Only Hansard could have come up with this remarkable and welcome ending to a show that can only be regarded as a masterclass in live performance; a classic. And I thought I has already seen Hansard at his best… The setlist was well nigh perfect taking in no less than 5 albums and 2 movies plus music as yet unrecorded. It all finished gone 11pm - nearly 3 hours of unrivalled, meaningful entertainment and for me the firm conclusion that I had just witnessed the world’s finest. Parting shots:
The Frames is shortly releasing a new full length DVD about the band including several live performances. It’s Called IN THE DEEP SHADE: Filmmaker Conor Masterson worked closely with the band over an 18 month period beginning on their 20th anniversary tour in 2010. “The Frames have always been very positive collaborators. I felt this was an opportunity to make a film that could explore their creativity as people and musicians as well as capturing some of their very dynamic and exciting live perfomances in close up.”

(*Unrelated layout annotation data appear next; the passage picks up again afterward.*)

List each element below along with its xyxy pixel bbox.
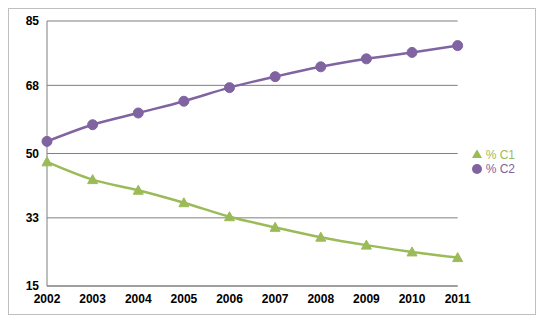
svg-text:2009: 2009 — [353, 292, 380, 306]
svg-text:2007: 2007 — [262, 292, 289, 306]
svg-text:2004: 2004 — [125, 292, 152, 306]
svg-text:2003: 2003 — [79, 292, 106, 306]
svg-text:50: 50 — [26, 147, 40, 161]
svg-text:15: 15 — [26, 279, 40, 293]
svg-text:2010: 2010 — [399, 292, 426, 306]
html-text:% C2: % C2 — [485, 161, 515, 176]
svg-text:2005: 2005 — [171, 292, 198, 306]
svg-text:2008: 2008 — [307, 292, 334, 306]
svg-text:2002: 2002 — [34, 292, 61, 306]
html-text:% C1: % C1 — [485, 147, 515, 162]
svg-text:2006: 2006 — [216, 292, 243, 306]
svg-text:33: 33 — [26, 211, 40, 225]
svg-text:2011: 2011 — [445, 292, 471, 306]
svg-text:68: 68 — [26, 79, 40, 93]
svg-text:85: 85 — [26, 14, 40, 28]
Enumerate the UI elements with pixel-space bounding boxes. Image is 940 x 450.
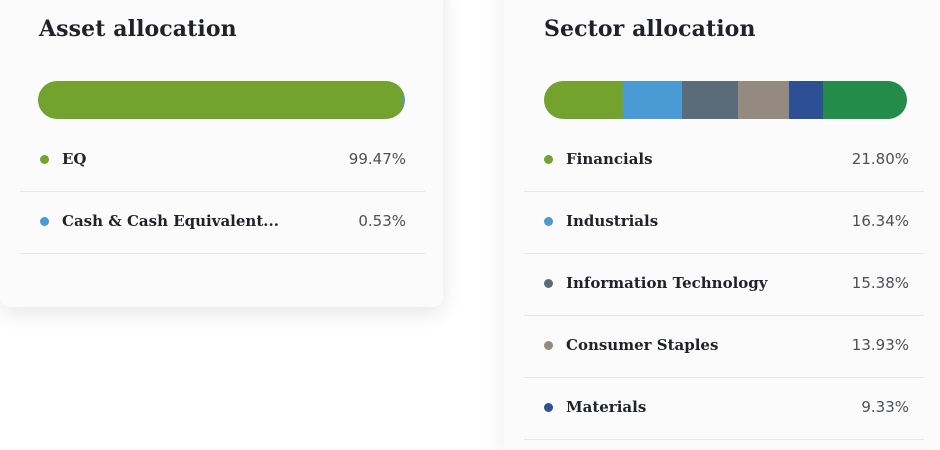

The film will make it’s Irish debut at the Jameson Dublin International Film Festival on 17 February 2013.
Having witnessed yet another solo Hansard concert where Frames musicians played a key supporting role, including a spectacular contribution by Hopkins on drums, I am not alone in hoping that the band record and perform again soon as one. Seldom have I seen musicians share such emotional and musical empathy.